Let him have his bromances. Or worse, anything that involves movement, like soccer practice or cleaning your room. Well, the sorority pledges in a particular chapter did, indeed, get some accessories as a gift — but it was a whole lot more painful than you would imagine. Thank you, Facebook; thank you, silly rush rules that require the babies to write their names down each time they enter the house. You can monogram anything and everything. Your little little somehow becomes your favorite person on this earth at every frat party. The Mama Bear She takes responsibility for younger sisters or sisters who need guidance, and everybody turns to her for advice.
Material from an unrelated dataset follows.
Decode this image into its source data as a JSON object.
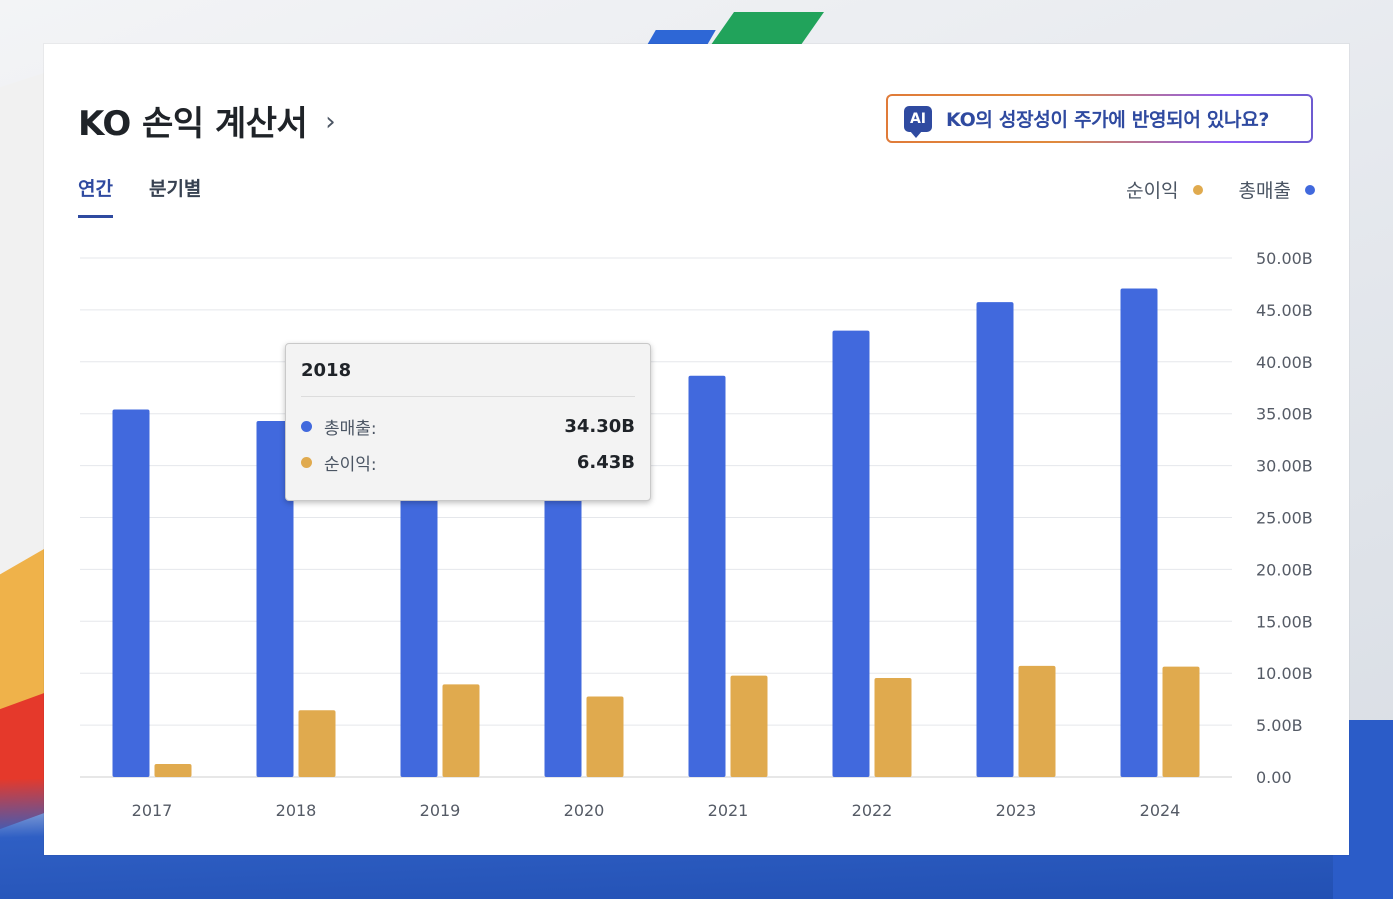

Just try not to be a total bitch about it. And then, there are all the hazing stories that come out of the woodwork, particularly now that we have online media to pick up on smaller stories. This can add up to hours and hours of activities per week! Breathe in through your nose, out through your mouth, and always have hand sanitizer. I mean, if you insist. Ditto for pledge class songs. You'll want to check out the videos below! Here are the 16 rules that sorority girls must follow. Unfortunately, because of the most kick ass party ever, Charlie and his entire fraternity, Alpha Chi Gamma, get kicked off campus, and they spend their entire senior year trying to get reinstated.
The importance of a good synchronized dance routine to pull at any festivity. Crew, Vineyard Vines or a combo of all three, and she makes it look fab. The more time that you put in, the more that you rise into the ranks of leaderships. Also, her Insta game is always on point, and her outfits are on fleek. The One who is destined to be your little. So much, in fact that most of us hook up with, date, and eventually, marry these guys. Besides having a killer bod, she has an even better attitude; she is goals all around.
Spending one entire day going to Michael's, Target, the dollar store, and Walmart to get everything you need to make a costume for a theme party. But if you drink it too late in the day, you won't be able to fall asleep. The Legacy Her sister, mother or grandmother was in this sorority, and she could not be more proud of it. That is not to say that all sororities engage in this behavior, but there are sacrifices members have to make to be part of the organization. Shoes, bags, hats, shirts, dresses, jewelry.
I can honestly say I've learned more from Greek life than I have learned in any college course. Most sororities are governed by the , which has strict guidelines all members have to follow. And that the most fun part of the night is coming home to eat with your girls. Acting like a crazy person when someone reciprocates a friendship accepts a bid. She is always sporting Lilly Pulitzer, J.
Furthermore, they want the new recruits to bond with each other during the hazing process since they are all going through the horrendous experience together as a clan. Being a part of a Greek organization is supposed to involve doing good deeds for others without asking for anything back in return. From nights on the couch to nights on the dance floor, sororities have their own special way of doing things, and you'll only really understand them if you're currently in, or used to be part of one of these over-sized all female super squads. You would sacrifice just about anything if it meant you could just stay warm and happy under the sweet bliss of your covers. Alcohol consumption blurs your thought process and impairs your judgement and therefore more likely to say and do something stupid.
Additional reasons are to prevent negative publicity regarding the Greek community and not to exploit personal relationships during the recruitment process. Stashing snacks in handy places just to make it through the night. And not give you too much shit for hanging out with your Greek Week buddies. And somehow, she manages to stay sane. Having a good set of friends, giving back to the community, and having a strong, confident woman by his side. It wouldn't be fair in the eyes of the sorority or anyone involved in Greek life for that matter if potential recruits were allowed to join in on the fun only to later make the decision to not join the sorority.
Knowing there is no worse punishment than having to be a Sober Sister at a semiformal. You can accomplish both of these things by snacking on a morsel of protein while reminding yourself of all the food that will come later. The third worst form of torture is when your parents wake you up for no good reason. And that you will be covered in glitter when making crafts for said little 11. While this rule makes for the best and proper behavior among members, let us reiterate that those rules do not apply to fraternities. There's one print above all others.
And comparing it to the jungle juice at the previous house. At what other point in your life will you ever be so smelly, sleepy, annoyed, and happy? Shoes, bags, hats, shirts, dresses, jewelry. You've also neglected the gym during that time because vocal exercises totally count. Sorority girls understand that being able able to assemble a good group pose quickly is crucial 12. You can now remember approximately none of them.